Cockney Rebel - Human Menagerie
Debut of fairly strange, heavily Bowie-indebted art-glam outfit. Leader Steve Harley would hit later on with "Psychomodo" and "Make Me Smile (Come Up and See Me)", but on this one it was the dramatic, orchestral "Sebastian" that was the single.
Kevin Coyne - Marjory Razorblade
The late Kevin Coyne's voice takes a while to get used to - he sounds like Van Morrison mated with a goat that's got its leg caught in a barbed wire fence - but once you accept it there's a great deal to appreciate here. "Lovesick Fool" is a straight R&B rave-up, and everything else is varying degrees of oddball caught between sensitive folk and driving rock & roll. The kind of artist you wish was more popular, but you know exactly why he isn't.
John Prine - Sweet Revenge
Prine was getting groomed for some kind of new-Dylan folkie stardom until the commercial fuck-you of this third album, which went more towards country than he'd ever done before. "Dear Abby" harkens back to the sly joke-songs of his debut's "Sam Spade", but elsewhere it's lyrically bleak and bitterly wiseass. That hungover pose on the cover seems absolutely appropriate for the music. This and
Bruised Orange are my two fave Prine albums.
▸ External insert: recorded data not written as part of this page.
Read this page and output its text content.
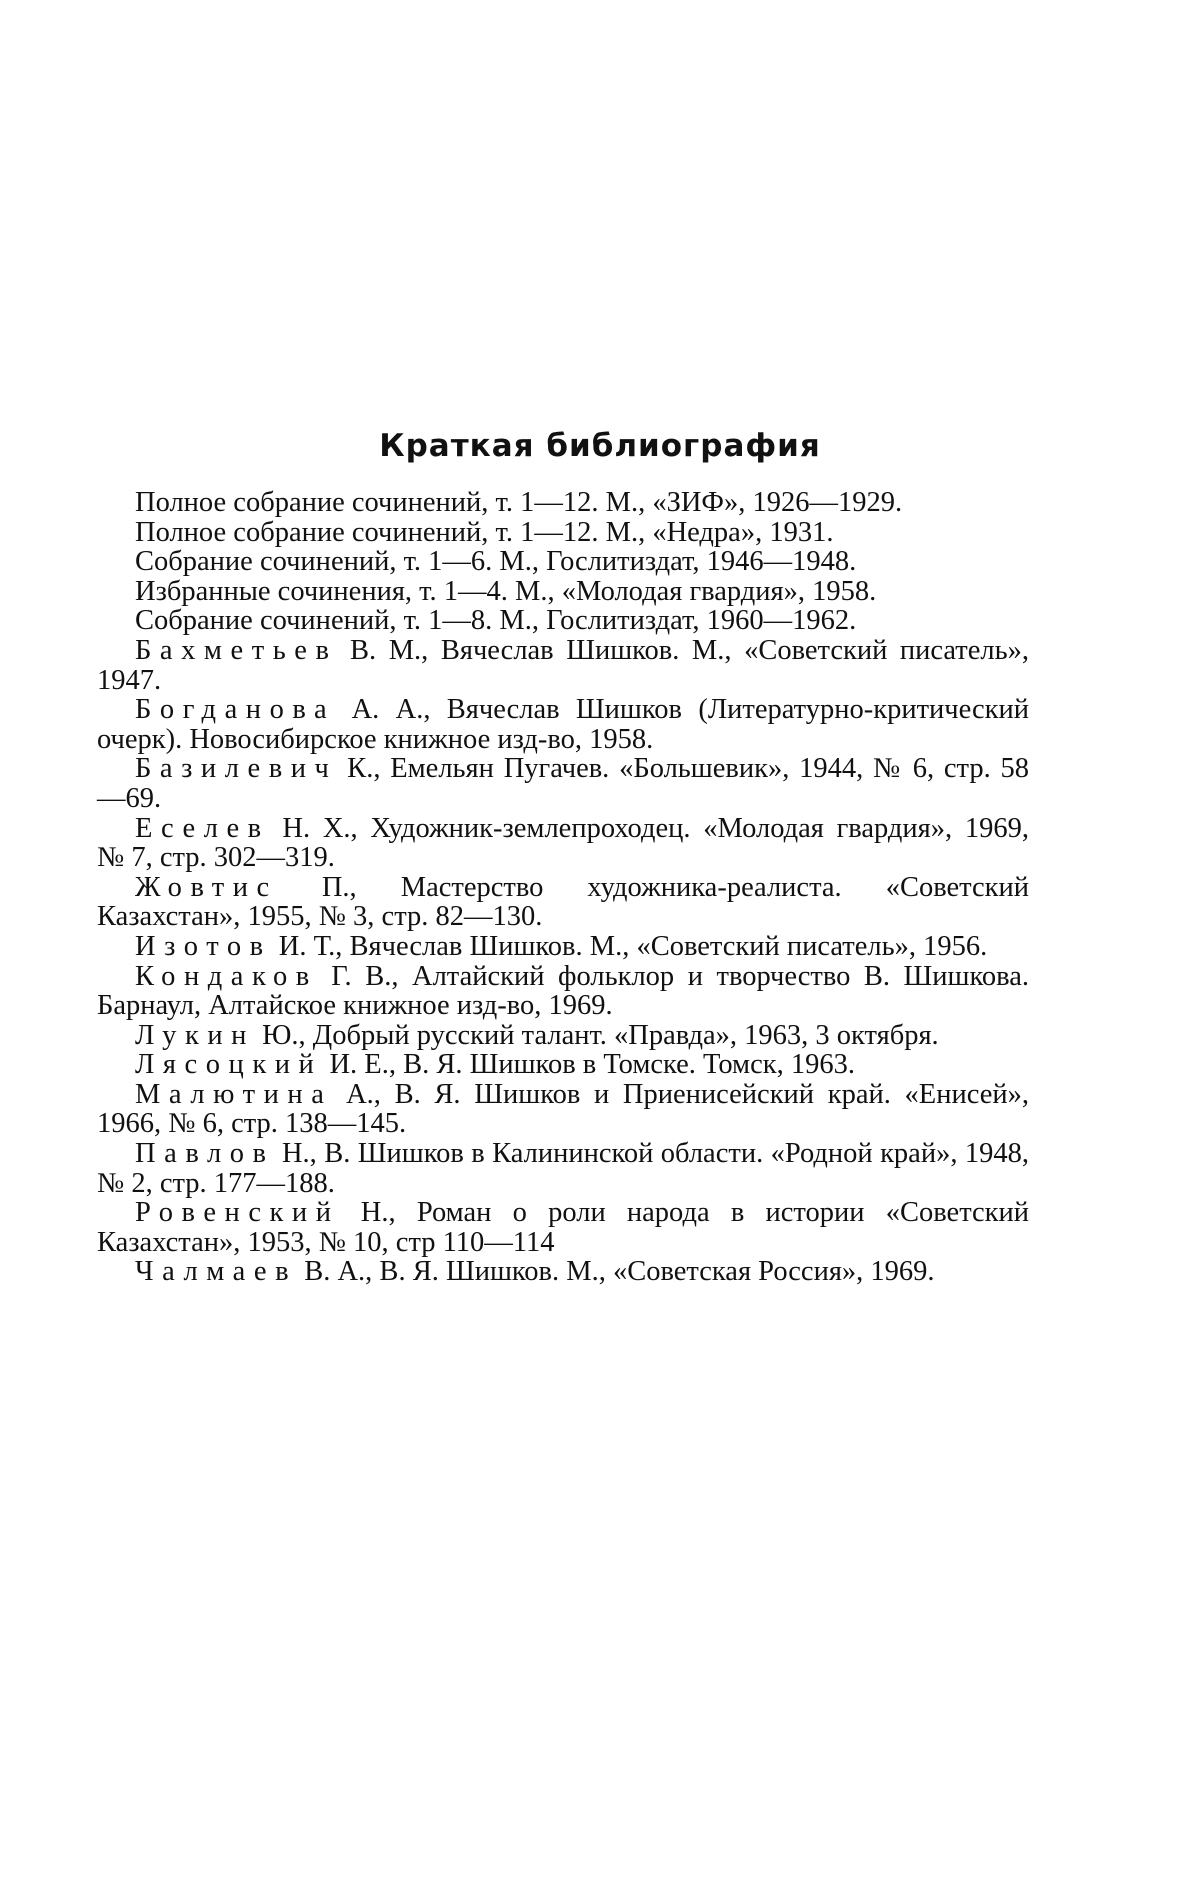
Краткая библиография

Полное собрание сочинений, т. 1—12. М., «ЗИФ», 1926—1929.

Полное собрание сочинений, т. 1—12. М., «Недра», 1931.

Собрание сочинений, т. 1—6. М., Гослитиздат, 1946—1948.

Избранные сочинения, т. 1—4. М., «Молодая гвардия», 1958.

Собрание сочинений, т. 1—8. М., Гослитиздат, 1960—1962.

Бахметьев В. М., Вячеслав Шишков. М., «Советский писатель», 1947.

Богданова А. А., Вячеслав Шишков (Литературно-критический очерк). Новосибирское книжное изд-во, 1958.

Базилевич К., Емельян Пугачев. «Большевик», 1944, № 6, стр. 58—69.

Еселев Н. Х., Художник-землепроходец. «Молодая гвардия», 1969, № 7, стр. 302—319.

Жовтис П., Мастерство художника-реалиста. «Советский Казахстан», 1955, № 3, стр. 82—130.

Изотов И. Т., Вячеслав Шишков. М., «Советский писатель», 1956.

Кондаков Г. В., Алтайский фольклор и творчество В. Шишкова. Барнаул, Алтайское книжное изд-во, 1969.

Лукин Ю., Добрый русский талант. «Правда», 1963, 3 октября.

Лясоцкий И. Е., В. Я. Шишков в Томске. Томск, 1963.

Малютина А., В. Я. Шишков и Приенисейский край. «Енисей», 1966, № 6, стр. 138—145.

Павлов Н., В. Шишков в Калининской области. «Родной край», 1948, № 2, стр. 177—188.

Ровенский Н., Роман о роли народа в истории «Советский Казахстан», 1953, № 10, стр 110—114

Чалмаев В. А., В. Я. Шишков. М., «Советская Россия», 1969.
The Band - Moondog Matinee
In its truncated first pressing,
Moondog Matinee was easily dismissed as a lightweight oldies stopgap - a warning sign that The Band had reached creative stagnation. However, the (remastered) reissue adds a handful of extra tracks that were originally recorded for the album but were cut for god-only-knows-what-reason, and the truth has finally been bared.
Moondog Matinee is an amazing covers album, with The Band matching or improving on the original versions of each track. It's wonderful to hear the usually dour band in such a rollicking mood. They rock, they boogie, they cry in their beer, and they bring their unmatched emotional depth to an absolutely pristine collection of songs. Quite possibly one of the most underrated albums in rock history.
The Sensational Alex Harvey Band - Next
Stunning, and not a little bit depraved. The Sensational Alex Harvey Band's second album,
Next, is a 7 song masterpiece of attitude, swaggering from the unhinged, chaotic blues of "Swampsnake" into the singalong scuzz of "Gang Bang" and imploding into the stoner drone of "Faith Healer" - and that's just side one. The flip side features the AC/DC-on-crank of "Giddy Up a Ding Dong", the truly weird "Vambo Marble Eye", and the three part 50's-ballad-to-punk-bamalama epic "Last of the Teenage Idols". And sitting amongst all this madness is an empathetic, unlikely version of Jacques Brel's cabaret classic "Next". And it all sounds as daisy fresh as it did thirty years ago.
The Sweet - The Sweet
North American debut that compiled great Chinn/Chapman singles with some band originals. "Blockbuster", "Little Willy", "Wig Wam Bam", and "Hellraiser" are here, but so are "Spotlight" and "New York Connection" for the deep cut masochists.
Slade - Sladest
The first Slade greatest hits comp, which is to say the ONLY Slade greatest hits comp. "Cum Feel the Noize" and "Mama Weer All Crazee Now" are here, in case you only know the songs from those Quiet Riot abominations.